Why should either want to jeopardise this relationship?

That question has produced several theories. One
is that China’s spritely economy is making it
less afraid of conflict with a tiring America,
especially when it thinks that “core” interests
such as its claim to sovereignty over Taiwan or
Tibet are at stake. The other is that America
timed the Taiwan arms sale in part to punish
China -- for its shabby treatment of Barack Obama
during last November’s presidential visit to
Beijing, for its foot-dragging at December’s
Copenhagen climate summit and for its reluctance
to support new United Nations sanctions on Iran.
Of course, neither theory excludes the other and
bits of both may be true. But a third possibility
is that there is in fact less to this 'crisis" than meets the eye.

America is obliged under the Taiwan Relations Act
of 1979 to provide the island with the arms it
needs to defend itself. America and China both
knew that the United States would announce the
package at some time and that China would
vehemently oppose it, as it always does. The
package includes some sophisticated weapons, such
as Black Hawk and Apache helicopters and Harpoon
missiles, but it does not include F-16 fighters
that the Taiwanese would dearly like. As to the
timing, says a senior administration official,
“this is one of those issues where the timing is
never right." It certainly would not have been
clever to announce the sale immediately before or
after last year’s presidential goodwill visit to China.

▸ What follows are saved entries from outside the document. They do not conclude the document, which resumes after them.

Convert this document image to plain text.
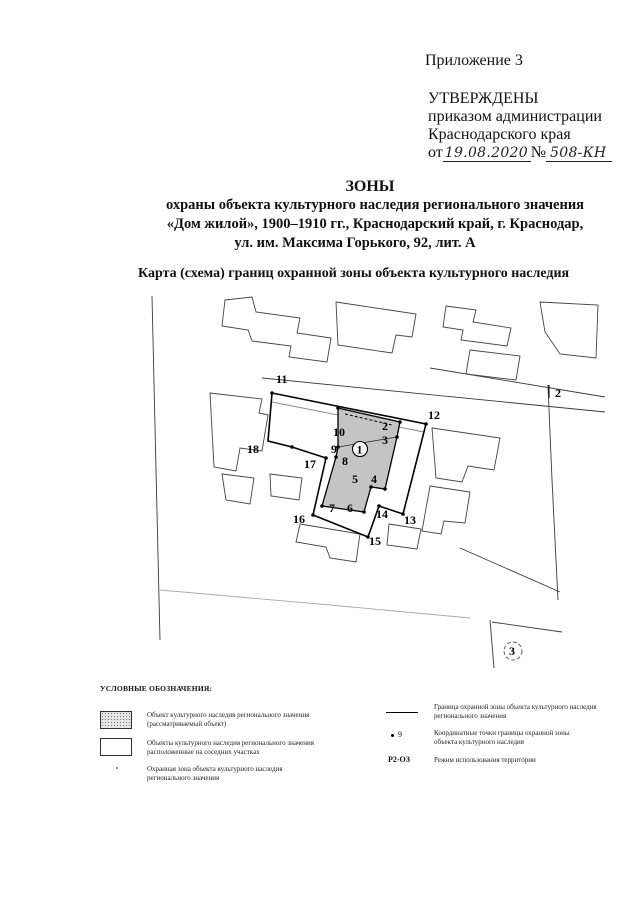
Приложение 3
УТВЕРЖДЕНЫ
приказом администрации
Краснодарского края
от 19.08.2020 № 508-КН
ЗОНЫ
охраны объекта культурного наследия регионального значения
«Дом жилой», 1900–1910 гг., Краснодарский край, г. Краснодар,
ул. им. Максима Горького, 92, лит. А
Карта (схема) границ охранной зоны объекта культурного наследия
11
12
10	2
3
9
8
17
18
5 4
16
7 6 14 13
15
1
2
3
УСЛОВНЫЕ ОБОЗНАЧЕНИЯ:
Объект культурного наследия регионального значения
(рассматриваемый объект)
Объекты культурного наследия регионального значения
расположенные на соседних участках
Охранная зона объекта культурного наследия
регионального значения
Граница охранной зоны объекта культурного наследия
регионального значения
9	Координатные точки границы охранной зоны
объекта культурного наследия
Р2-ОЗ	Режим использования территории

If America’s announcement was expected, so was
the indignant Chinese response. Denunciation and
the cancellation of some military-co-operation
meetings is in keeping with previous Chinese
reactions. A new element this time was the public
threat of Chinese sanctions against American
firms involved in the Taiwan deal, but most of
these have little or no business in China. One
big exception is Boeing, which is huge in China.
But for that reason it is unlikely that the
Chinese will follow up on this particular threat.

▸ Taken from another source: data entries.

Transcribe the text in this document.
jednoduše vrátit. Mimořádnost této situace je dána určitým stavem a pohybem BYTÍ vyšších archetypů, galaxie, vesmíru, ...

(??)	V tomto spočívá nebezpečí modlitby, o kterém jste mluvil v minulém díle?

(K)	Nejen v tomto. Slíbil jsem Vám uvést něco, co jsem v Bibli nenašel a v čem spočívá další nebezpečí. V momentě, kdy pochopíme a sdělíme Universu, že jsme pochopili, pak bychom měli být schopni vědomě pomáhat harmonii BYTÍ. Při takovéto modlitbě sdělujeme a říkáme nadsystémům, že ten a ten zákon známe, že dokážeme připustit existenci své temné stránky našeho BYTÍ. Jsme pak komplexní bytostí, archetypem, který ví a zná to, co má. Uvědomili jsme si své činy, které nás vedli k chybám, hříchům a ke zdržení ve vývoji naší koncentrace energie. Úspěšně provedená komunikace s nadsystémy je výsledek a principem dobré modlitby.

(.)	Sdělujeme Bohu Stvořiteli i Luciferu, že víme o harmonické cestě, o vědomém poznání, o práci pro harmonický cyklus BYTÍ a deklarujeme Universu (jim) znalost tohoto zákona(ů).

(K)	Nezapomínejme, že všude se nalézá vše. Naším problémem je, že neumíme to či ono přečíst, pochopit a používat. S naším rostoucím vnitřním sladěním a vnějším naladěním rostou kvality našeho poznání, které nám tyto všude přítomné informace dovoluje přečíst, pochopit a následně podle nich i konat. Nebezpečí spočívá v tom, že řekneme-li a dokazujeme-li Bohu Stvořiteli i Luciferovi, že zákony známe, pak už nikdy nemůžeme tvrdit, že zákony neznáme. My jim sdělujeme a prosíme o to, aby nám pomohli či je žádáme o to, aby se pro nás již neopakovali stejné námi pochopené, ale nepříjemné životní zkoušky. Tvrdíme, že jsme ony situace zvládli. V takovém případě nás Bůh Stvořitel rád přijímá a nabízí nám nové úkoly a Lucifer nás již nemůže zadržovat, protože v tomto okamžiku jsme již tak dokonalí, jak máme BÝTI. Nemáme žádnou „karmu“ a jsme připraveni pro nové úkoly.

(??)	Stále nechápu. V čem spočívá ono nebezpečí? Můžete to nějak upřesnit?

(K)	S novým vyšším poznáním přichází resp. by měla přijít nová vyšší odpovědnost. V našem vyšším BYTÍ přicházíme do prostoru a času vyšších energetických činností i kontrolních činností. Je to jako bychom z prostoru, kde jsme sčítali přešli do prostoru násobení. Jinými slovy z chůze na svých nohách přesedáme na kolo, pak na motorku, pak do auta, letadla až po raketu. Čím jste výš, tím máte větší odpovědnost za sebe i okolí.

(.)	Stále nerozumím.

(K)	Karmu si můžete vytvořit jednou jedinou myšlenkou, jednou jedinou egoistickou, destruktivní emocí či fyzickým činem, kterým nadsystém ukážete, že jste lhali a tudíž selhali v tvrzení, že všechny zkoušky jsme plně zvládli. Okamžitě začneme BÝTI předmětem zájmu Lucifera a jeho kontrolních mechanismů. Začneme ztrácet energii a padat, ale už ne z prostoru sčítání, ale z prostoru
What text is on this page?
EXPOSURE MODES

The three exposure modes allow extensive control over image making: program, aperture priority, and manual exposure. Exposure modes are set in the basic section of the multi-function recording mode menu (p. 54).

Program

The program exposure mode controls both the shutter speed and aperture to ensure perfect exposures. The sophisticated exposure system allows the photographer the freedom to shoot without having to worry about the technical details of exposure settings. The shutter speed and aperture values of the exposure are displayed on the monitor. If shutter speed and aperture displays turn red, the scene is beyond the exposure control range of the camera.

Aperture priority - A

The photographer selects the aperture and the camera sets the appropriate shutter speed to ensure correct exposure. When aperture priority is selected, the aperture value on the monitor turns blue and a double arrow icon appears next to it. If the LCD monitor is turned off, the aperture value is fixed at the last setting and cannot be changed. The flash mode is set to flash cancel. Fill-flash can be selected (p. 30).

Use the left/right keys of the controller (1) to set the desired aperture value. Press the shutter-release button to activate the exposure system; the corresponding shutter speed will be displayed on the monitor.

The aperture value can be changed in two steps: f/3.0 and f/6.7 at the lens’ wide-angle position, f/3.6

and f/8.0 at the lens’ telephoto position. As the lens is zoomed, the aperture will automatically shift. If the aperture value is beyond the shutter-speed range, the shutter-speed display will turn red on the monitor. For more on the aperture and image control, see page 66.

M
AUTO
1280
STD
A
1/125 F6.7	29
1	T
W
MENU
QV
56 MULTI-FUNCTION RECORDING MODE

If the Taiwan weapons spat blows over, American
officials will hail what they nowadays call the
more "mature" relationship they have nurtured
with China during Mr Obama’s first year. But many
tests lie ahead. Some are mainly symbolic, such
as a forthcoming meeting between Mr Obama and
Tibet’s spiritual leader, the Dalai Lama, which
the Americans postponed last year to prevent it
souring the president’s China trip. Others are
more concrete, such as China’s reluctance to go
along with new sanctions on Iran or to respond to
America’s pleas to revalue the yuan. A
world-shaking falling-out between China and
America is always possible. But the falling-out
over the Taiwan arms package is probably not it.